Gregg Nelson, 67, has been State Bank of Geneva’s president since 1985, when he competed against three other local institutions in the far western suburb. Now he faces off against 16 banks, most of which can undercut State Bank’s prices on mortgages and certificates of deposit.

State Bank, which has assets of almost $100 million, has weathered the recent financial crisis. It avoided reliance on lending to developers and builders before the recession and as a result has leverage ratios well above those required by regulators. Still, Mr. Nelson has had to invest heavily in recent years on legal help and computer systems to keep up with the changing regulatory landscape.
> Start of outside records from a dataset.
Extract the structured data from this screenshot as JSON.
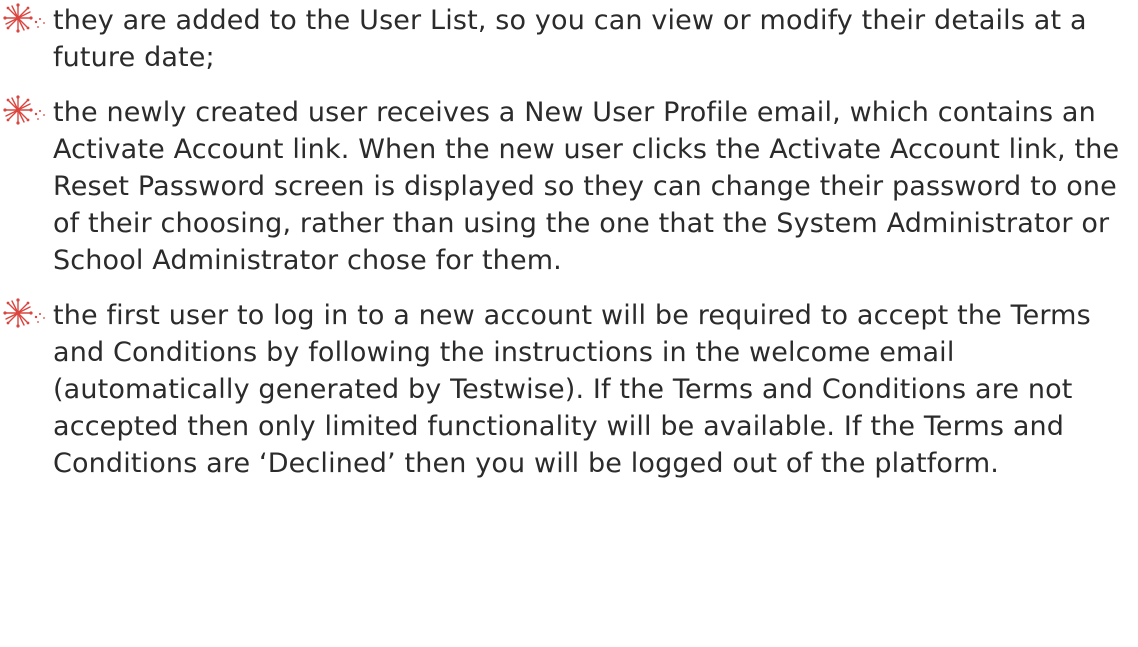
{
  "bullets": [
    {
      "icon": "sparkle-star-icon",
      "text": "they are added to the User List, so you can view or modify their details at a future date;"
    },
    {
      "icon": "sparkle-star-icon",
      "text": "the newly created user receives a New User Profile email, which contains an Activate Account link. When the new user clicks the Activate Account link, the Reset Password screen is displayed so they can change their password to one of their choosing, rather than using the one that the System Administrator or School Administrator chose for them."
    },
    {
      "icon": "sparkle-star-icon",
      "text": "the first user to log in to a new account will be required to accept the Terms and Conditions by following the instructions in the welcome email (automatically generated by Testwise). If the Terms and Conditions are not accepted then only limited functionality will be available. If the Terms and Conditions are ‘Declined’ then you will be logged out of the platform."
    }
  ],
  "colors": {
    "bullet": "#d9463f",
    "text": "#2b2b2b",
    "background": "#ffffff"
  }
}
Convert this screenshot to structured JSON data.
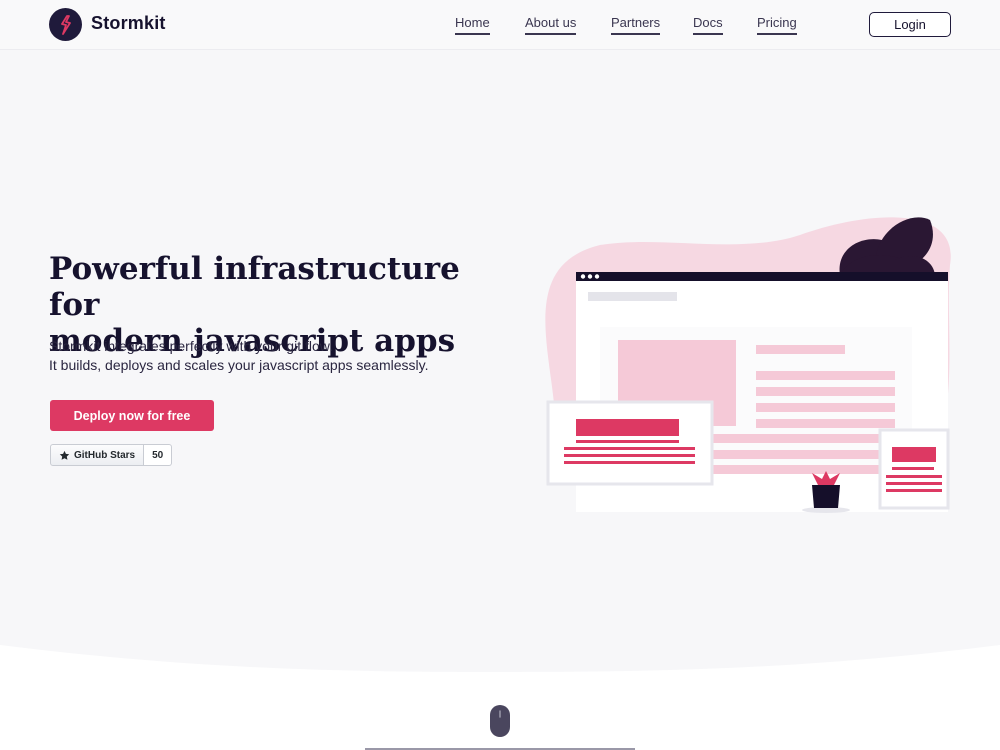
{
  "nav": {
    "brand": "Stormkit",
    "links": [
      "Home",
      "About us",
      "Partners",
      "Docs",
      "Pricing"
    ],
    "login": "Login"
  },
  "hero": {
    "title_line1": "Powerful infrastructure for",
    "title_line2": "modern javascript apps",
    "sub_line1": "Stormkit integrates perfectly with your git flow.",
    "sub_line2": "It builds, deploys and scales your javascript apps seamlessly.",
    "cta": "Deploy now for free",
    "github_label": "GitHub Stars",
    "github_count": "50"
  },
  "colors": {
    "accent": "#dd3963",
    "dark": "#1f1a3b",
    "pink_light": "#f5c9d7"
  }
}
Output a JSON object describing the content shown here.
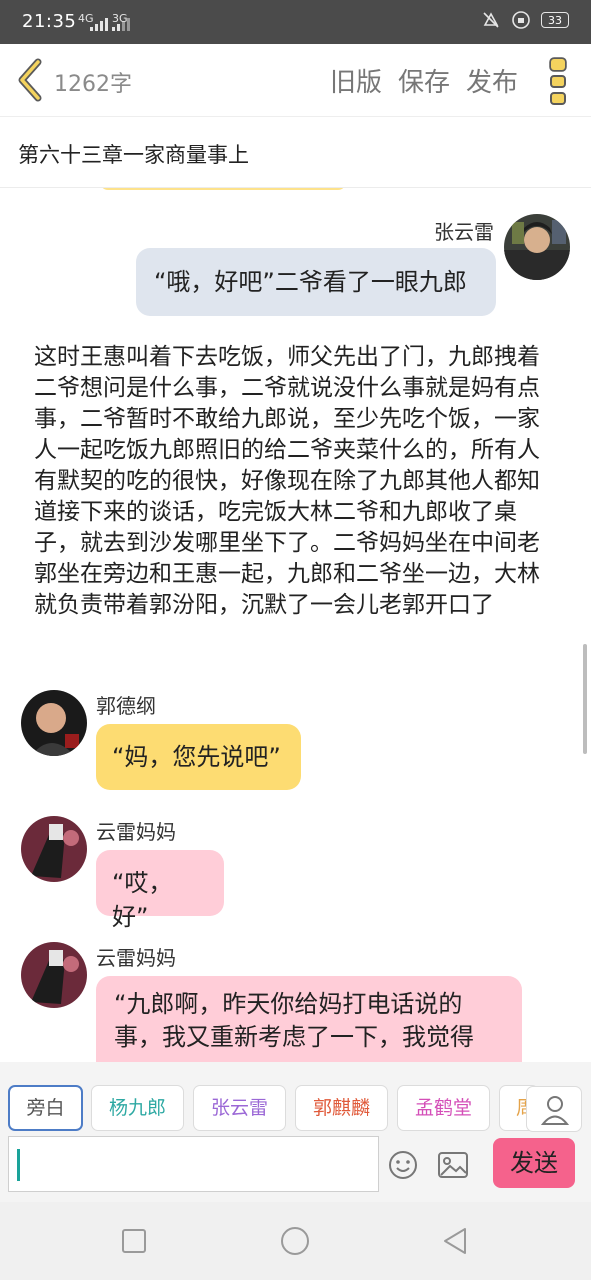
{
  "status_bar": {
    "time": "21:35",
    "net1": "4G",
    "net2": "3G",
    "battery": "33"
  },
  "top_bar": {
    "word_count": "1262字",
    "old_version": "旧版",
    "save": "保存",
    "publish": "发布"
  },
  "chapter_title": "第六十三章一家商量事上",
  "messages": [
    {
      "speaker": "张云雷",
      "text": "“哦，好吧”二爷看了一眼九郎"
    },
    {
      "narration": "这时王惠叫着下去吃饭，师父先出了门，九郎拽着二爷想问是什么事，二爷就说没什么事就是妈有点事，二爷暂时不敢给九郎说，至少先吃个饭，一家人一起吃饭九郎照旧的给二爷夹菜什么的，所有人有默契的吃的很快，好像现在除了九郎其他人都知道接下来的谈话，吃完饭大林二爷和九郎收了桌子，就去到沙发哪里坐下了。二爷妈妈坐在中间老郭坐在旁边和王惠一起，九郎和二爷坐一边，大林就负责带着郭汾阳，沉默了一会儿老郭开口了"
    },
    {
      "speaker": "郭德纲",
      "text": "“妈，您先说吧”"
    },
    {
      "speaker": "云雷妈妈",
      "text": "“哎，好”"
    },
    {
      "speaker": "云雷妈妈",
      "text": "“九郎啊，昨天你给妈打电话说的事，我又重新考虑了一下，我觉得"
    }
  ],
  "characters": [
    {
      "label": "旁白",
      "color": "#555555"
    },
    {
      "label": "杨九郎",
      "color": "#2ea9a3"
    },
    {
      "label": "张云雷",
      "color": "#9b68d6"
    },
    {
      "label": "郭麒麟",
      "color": "#e05a3a"
    },
    {
      "label": "孟鹤堂",
      "color": "#d44fb8"
    },
    {
      "label": "周",
      "color": "#e4a34a"
    }
  ],
  "input": {
    "value": ""
  },
  "send_label": "发送"
}
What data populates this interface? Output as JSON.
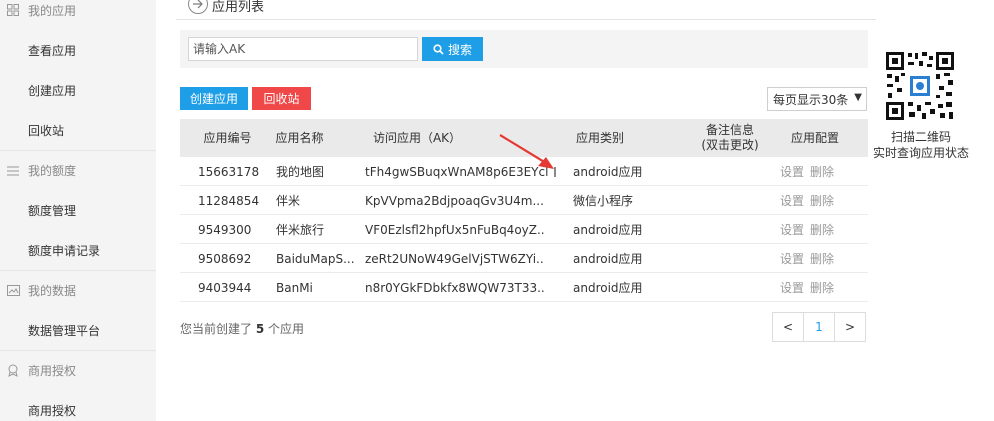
{
  "sidebar": {
    "groups": [
      {
        "label": "我的应用",
        "icon": "grid-icon",
        "items": [
          "查看应用",
          "创建应用",
          "回收站"
        ]
      },
      {
        "label": "我的额度",
        "icon": "list-icon",
        "items": [
          "额度管理",
          "额度申请记录"
        ]
      },
      {
        "label": "我的数据",
        "icon": "image-icon",
        "items": [
          "数据管理平台"
        ]
      },
      {
        "label": "商用授权",
        "icon": "badge-icon",
        "items": [
          "商用授权"
        ]
      }
    ]
  },
  "header": {
    "title": "应用列表"
  },
  "search": {
    "placeholder": "请输入AK",
    "button_label": "搜索"
  },
  "toolbar": {
    "create_label": "创建应用",
    "recycle_label": "回收站",
    "per_page": "每页显示30条"
  },
  "table": {
    "headers": [
      "应用编号",
      "应用名称",
      "访问应用（AK）",
      "应用类别",
      "备注信息\n(双击更改)",
      "应用配置"
    ],
    "rows": [
      {
        "id": "15663178",
        "name": "我的地图",
        "ak": "tFh4gwSBuqxWnAM8p6E3EYcl",
        "type": "android应用",
        "ops": [
          "设置",
          "删除"
        ]
      },
      {
        "id": "11284854",
        "name": "伴米",
        "ak": "KpVVpma2BdjpoaqGv3U4m...",
        "type": "微信小程序",
        "ops": [
          "设置",
          "删除"
        ]
      },
      {
        "id": "9549300",
        "name": "伴米旅行",
        "ak": "VF0Ezlsfl2hpfUx5nFuBq4oyZ...",
        "type": "android应用",
        "ops": [
          "设置",
          "删除"
        ]
      },
      {
        "id": "9508692",
        "name": "BaiduMapS...",
        "ak": "zeRt2UNoW49GelVjSTW6ZYi...",
        "type": "android应用",
        "ops": [
          "设置",
          "删除"
        ]
      },
      {
        "id": "9403944",
        "name": "BanMi",
        "ak": "n8r0YGkFDbkfx8WQW73T33...",
        "type": "android应用",
        "ops": [
          "设置",
          "删除"
        ]
      }
    ]
  },
  "footer": {
    "prefix": "您当前创建了",
    "count": "5",
    "suffix": "个应用"
  },
  "pager": {
    "prev": "<",
    "current": "1",
    "next": ">"
  },
  "qr": {
    "caption_line1": "扫描二维码",
    "caption_line2": "实时查询应用状态"
  },
  "colors": {
    "accent": "#1e9ee6",
    "danger": "#f04848",
    "arrow": "#e53935"
  }
}
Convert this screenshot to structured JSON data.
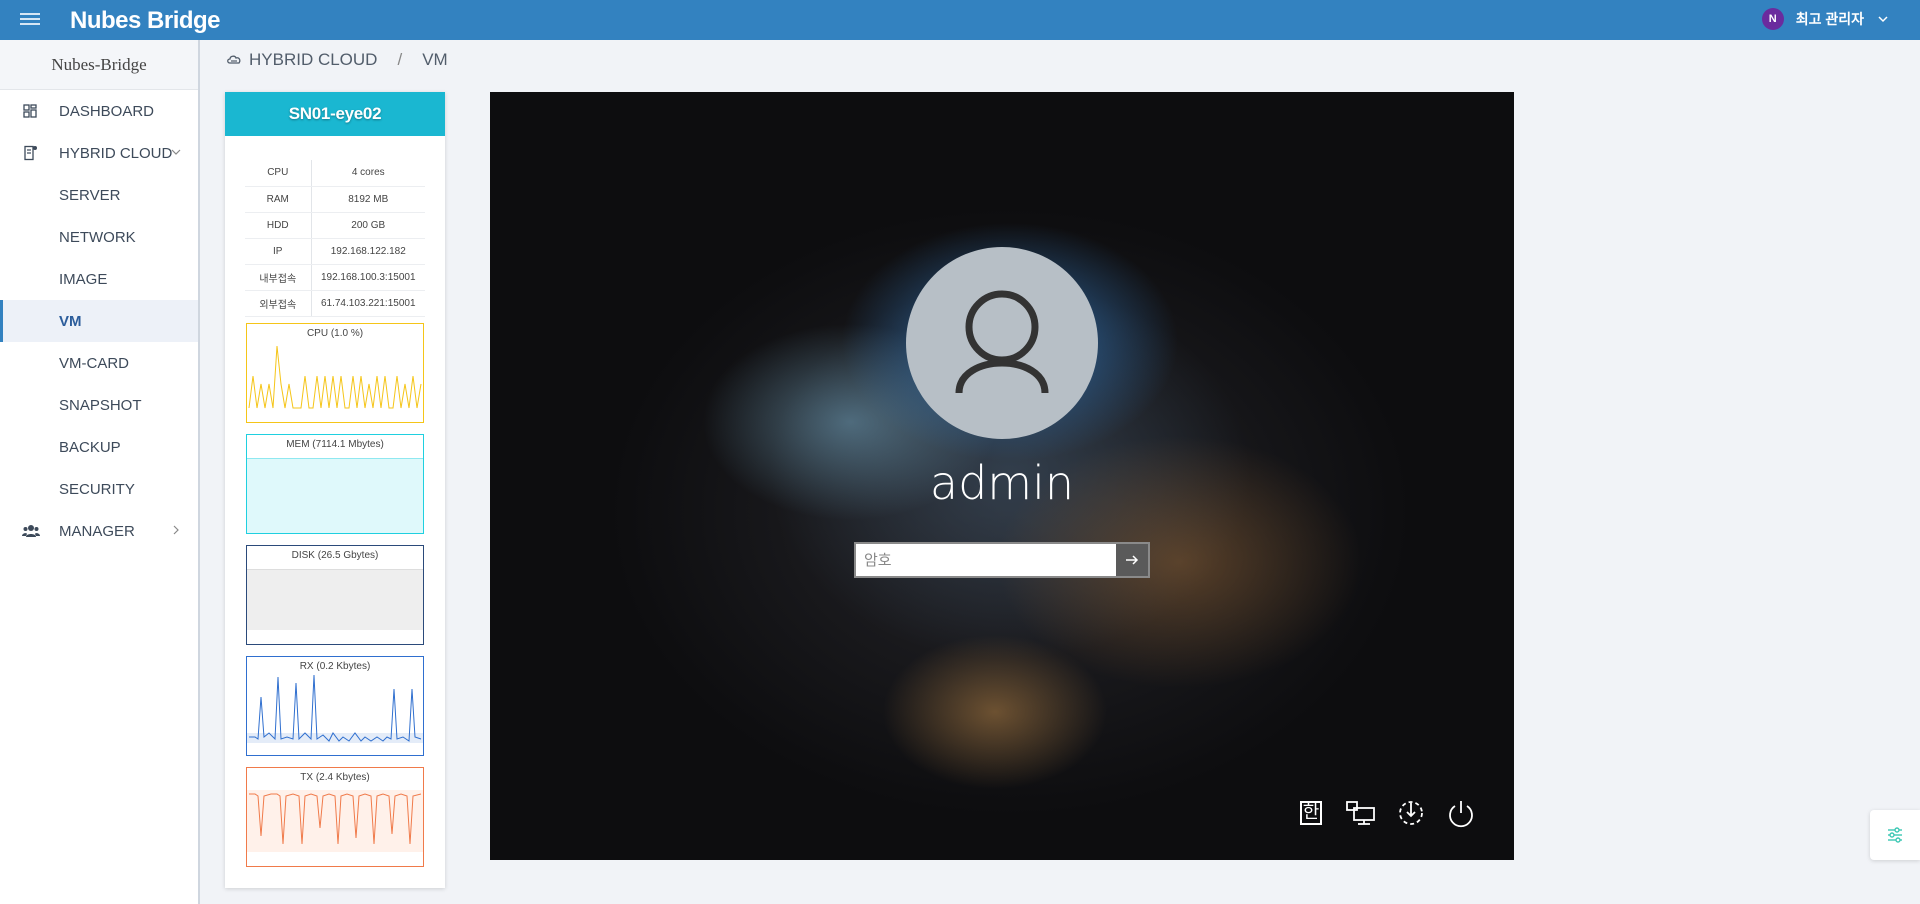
{
  "app": {
    "brand": "Nubes Bridge"
  },
  "header": {
    "user_initial": "N",
    "user_name": "최고 관리자"
  },
  "sidebar": {
    "title": "Nubes-Bridge",
    "items": [
      {
        "label": "DASHBOARD",
        "icon": "dashboard-icon"
      },
      {
        "label": "HYBRID CLOUD",
        "icon": "server-icon"
      },
      {
        "label": "SERVER"
      },
      {
        "label": "NETWORK"
      },
      {
        "label": "IMAGE"
      },
      {
        "label": "VM",
        "active": true
      },
      {
        "label": "VM-CARD"
      },
      {
        "label": "SNAPSHOT"
      },
      {
        "label": "BACKUP"
      },
      {
        "label": "SECURITY"
      },
      {
        "label": "MANAGER",
        "icon": "users-icon"
      }
    ]
  },
  "breadcrumb": {
    "section": "HYBRID CLOUD",
    "separator": "/",
    "page": "VM"
  },
  "vm": {
    "name": "SN01-eye02",
    "specs": [
      {
        "key": "CPU",
        "value": "4 cores"
      },
      {
        "key": "RAM",
        "value": "8192 MB"
      },
      {
        "key": "HDD",
        "value": "200 GB"
      },
      {
        "key": "IP",
        "value": "192.168.122.182"
      },
      {
        "key": "내부접속",
        "value": "192.168.100.3:15001"
      },
      {
        "key": "외부접속",
        "value": "61.74.103.221:15001"
      }
    ],
    "charts": [
      {
        "title": "CPU (1.0 %)",
        "color": "#f5c518"
      },
      {
        "title": "MEM (7114.1 Mbytes)",
        "color": "#1fd0e0"
      },
      {
        "title": "DISK (26.5 Gbytes)",
        "color": "#2b4a7a"
      },
      {
        "title": "RX (0.2 Kbytes)",
        "color": "#2f6fcf"
      },
      {
        "title": "TX (2.4 Kbytes)",
        "color": "#f07a4a"
      }
    ]
  },
  "console": {
    "username": "admin",
    "password_placeholder": "암호",
    "ime_label": "한"
  }
}
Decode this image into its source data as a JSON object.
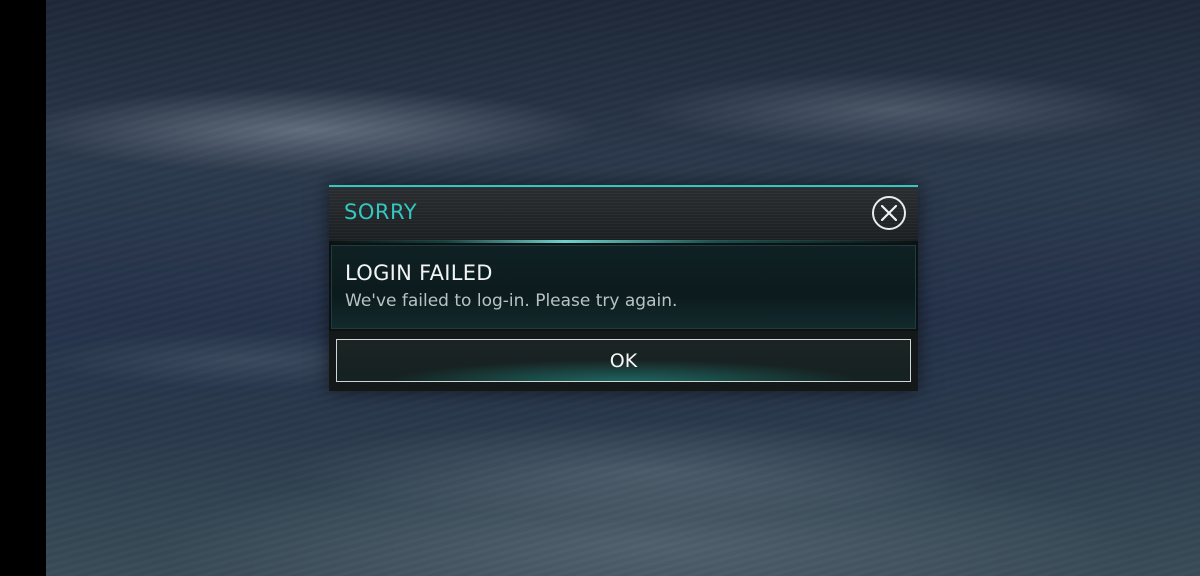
{
  "dialog": {
    "title": "SORRY",
    "heading": "LOGIN FAILED",
    "message": "We've failed to log-in. Please try again.",
    "ok_label": "OK",
    "close_icon": "close-icon"
  },
  "colors": {
    "accent": "#34c7c0",
    "heading_text": "#f2f4f4",
    "message_text": "#b9c2c3"
  }
}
“I don’t want to ever sell out,” says Mr. Nelson, whose father and grandfather were bankers. “But it’s getting harder and harder to make a dollar now. Our margins have gotten pretty skimpy. I really feel the competition.”

Mr. Nelson says he would consider acquiring another community bank and foresees a potential advantage in getting bigger. At the bank’s current size, he’s limited to making loans of $2.4 million or less—too small for the needs of many local businesses. “If we doubled in size, we could make bigger loans and be more competitive,” he says.

REGULATORY HURDLES

Another community bank that has avoided the real estate calamity is Peoples’ Bank of Arlington Heights, which has assets of $120 million. Chairman and CEO Frank Appleby founded the bank in 1999 with money raised from 170 local investors. He says that he has to pay outside accountants and consultants more than $100,000 a year to comply with regulations that didn’t exist when Peoples’ got its start.

“This has become the new cost of doing business as a small bank, and it’s been a lot for us to absorb,” says Mr. Appleby, 54. He concedes that industry consolidation is coming. “I get calls from private-equity investors who want to roll up my charter with those of distressed banks and build a bigger institution,” he says. “We aren’t actively looking for a deal ourselves, but we will entertain merger proposals when they come to us.”

Mr. Appleby thinks there will always be a place for community banks, mainly because personal service is still a priority for many customers.

Maybe so, but statistics show that today it’s the smaller banks, with assets under $1 billion, that are the most troubled. Such troubles are measured by the Texas ratio, the ratio of capital to non-performing assets, among other things, with any number above 100 considered dangerously high.

Premier Bank of Wilmette (assets of $294 million), with a Texas ratio of 282, and First National Bank of Brookfield (assets of $174 million), with a ratio of 359, are reflective of the trouble that has engulfed the sector. The banks didn’t return calls seeking comment.

Michael Iannaccone, president and managing partner of MDI Investments Inc. in Oak Park, blames branch banking for many of the community banks’ present woes. As bigger banks encroached on their turf in lending to small businesses with collateral, community banks turned to riskier developers and builders with little tangible collateral but a yawning need for capital.

“We had smaller banks putting 40% and more of their loans into construction lending. For the 50 biggest banks in the country, the ratios were all under 15%,” Mr. Iannaccone says. “Too many community banks put all their eggs in one basket in a bid to make more money. Then the real estate market crashed. Then came new regulations and accounting costs. So now many small banks find themselves in trouble.”